Wir schreiben das Jahr 1996. Alle? Nein! Drei unbeugsame Gestalten aus dem Wiener Untergrund leisten erbitterten Widerstand und haben damit das Genre des Wienerliedes nicht nur wiederbelebt, sondern auch weiterentwickelt und außerdem völlig andere Musikrichtungen beinahe zappaesk und wie selbstverständlich integriert. Die Rede ist von Heinz Ditsch (Akkordeon, Singende Säge, Fagott, Gesang), Paul Skrepek (Kontragitarre, Schlagzeug, Gesang) und Wolfgang Vinzenz Wizlsperger (Gesang, Euphonium, Kammblasen und Moderation).
Gemeinsam mit dem umtriebigen Stefan Sterzinger bildeten Heinz Ditsch und Wolfgang Vinzenz Wizlsperger seit 1986 das nicht gerade erfolgsverwöhnte Blues-Trio «Franz Franz & the Melody Boys», welches 1992 durch Paul Skrepek am Schlagzeug verstärkt wurde. Aber zwei Jahre später war der Ofen aus, die Combo wurde einvernehmlich aufgelöst.

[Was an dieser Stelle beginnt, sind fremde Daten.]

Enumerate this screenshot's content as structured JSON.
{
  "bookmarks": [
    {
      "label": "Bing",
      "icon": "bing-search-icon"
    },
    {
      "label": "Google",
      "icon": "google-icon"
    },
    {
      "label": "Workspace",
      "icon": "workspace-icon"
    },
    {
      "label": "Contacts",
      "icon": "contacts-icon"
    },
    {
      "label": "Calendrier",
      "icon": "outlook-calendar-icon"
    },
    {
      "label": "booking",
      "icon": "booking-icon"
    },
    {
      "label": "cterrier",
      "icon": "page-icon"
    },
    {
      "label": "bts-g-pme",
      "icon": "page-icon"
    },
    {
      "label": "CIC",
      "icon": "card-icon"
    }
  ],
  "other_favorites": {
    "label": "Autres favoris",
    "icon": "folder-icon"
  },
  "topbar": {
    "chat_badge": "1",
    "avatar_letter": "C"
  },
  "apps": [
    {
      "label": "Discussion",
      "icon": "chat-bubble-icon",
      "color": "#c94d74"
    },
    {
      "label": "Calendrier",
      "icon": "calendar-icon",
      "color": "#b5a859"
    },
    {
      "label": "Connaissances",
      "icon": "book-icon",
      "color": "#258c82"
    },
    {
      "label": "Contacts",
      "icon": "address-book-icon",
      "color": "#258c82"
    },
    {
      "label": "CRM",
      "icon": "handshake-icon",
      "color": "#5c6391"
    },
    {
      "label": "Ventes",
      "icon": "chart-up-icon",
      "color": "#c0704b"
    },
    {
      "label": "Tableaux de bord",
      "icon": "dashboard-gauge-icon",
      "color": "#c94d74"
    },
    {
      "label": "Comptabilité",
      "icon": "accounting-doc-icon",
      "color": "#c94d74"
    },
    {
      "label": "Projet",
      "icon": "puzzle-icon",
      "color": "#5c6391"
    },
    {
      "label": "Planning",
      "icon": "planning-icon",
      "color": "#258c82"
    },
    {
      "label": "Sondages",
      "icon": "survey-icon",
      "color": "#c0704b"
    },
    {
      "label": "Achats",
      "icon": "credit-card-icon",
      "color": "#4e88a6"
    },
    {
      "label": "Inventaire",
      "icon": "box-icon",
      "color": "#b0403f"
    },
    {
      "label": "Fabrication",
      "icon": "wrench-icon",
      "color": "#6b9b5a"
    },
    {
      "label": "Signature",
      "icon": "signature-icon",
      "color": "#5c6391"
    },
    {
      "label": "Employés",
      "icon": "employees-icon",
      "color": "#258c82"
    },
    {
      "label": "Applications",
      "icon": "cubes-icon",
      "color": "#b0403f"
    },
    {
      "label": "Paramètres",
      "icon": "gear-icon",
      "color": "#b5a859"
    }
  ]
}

Texter, Kammbläser, Moderator, Sänger, Tenorhornist: Wolfgang Vinzenz Wizlsperger

In diese trostlose Situation hinein platzte nun 1996 bei Paul Skrepek ein Anruf der Veranstalter des «Herz-Ton-Festivals», die jenen wohl mit dessen Cousin Peter Paul Skrepek, Gitarrist der legendären Band von Hans Hölzel, weltweit besser bekannt als Falco, verwechselt hatten. Angefragt wurde, ob Herr Skrepek nicht so etwas wie moderne Wienerlieder für dieses Festival kreieren und diese auch zur Aufführung bringen könnte. Paul Skrepek schaltete schnell, sagte zu und aktivierte seine alten Mitstreiter.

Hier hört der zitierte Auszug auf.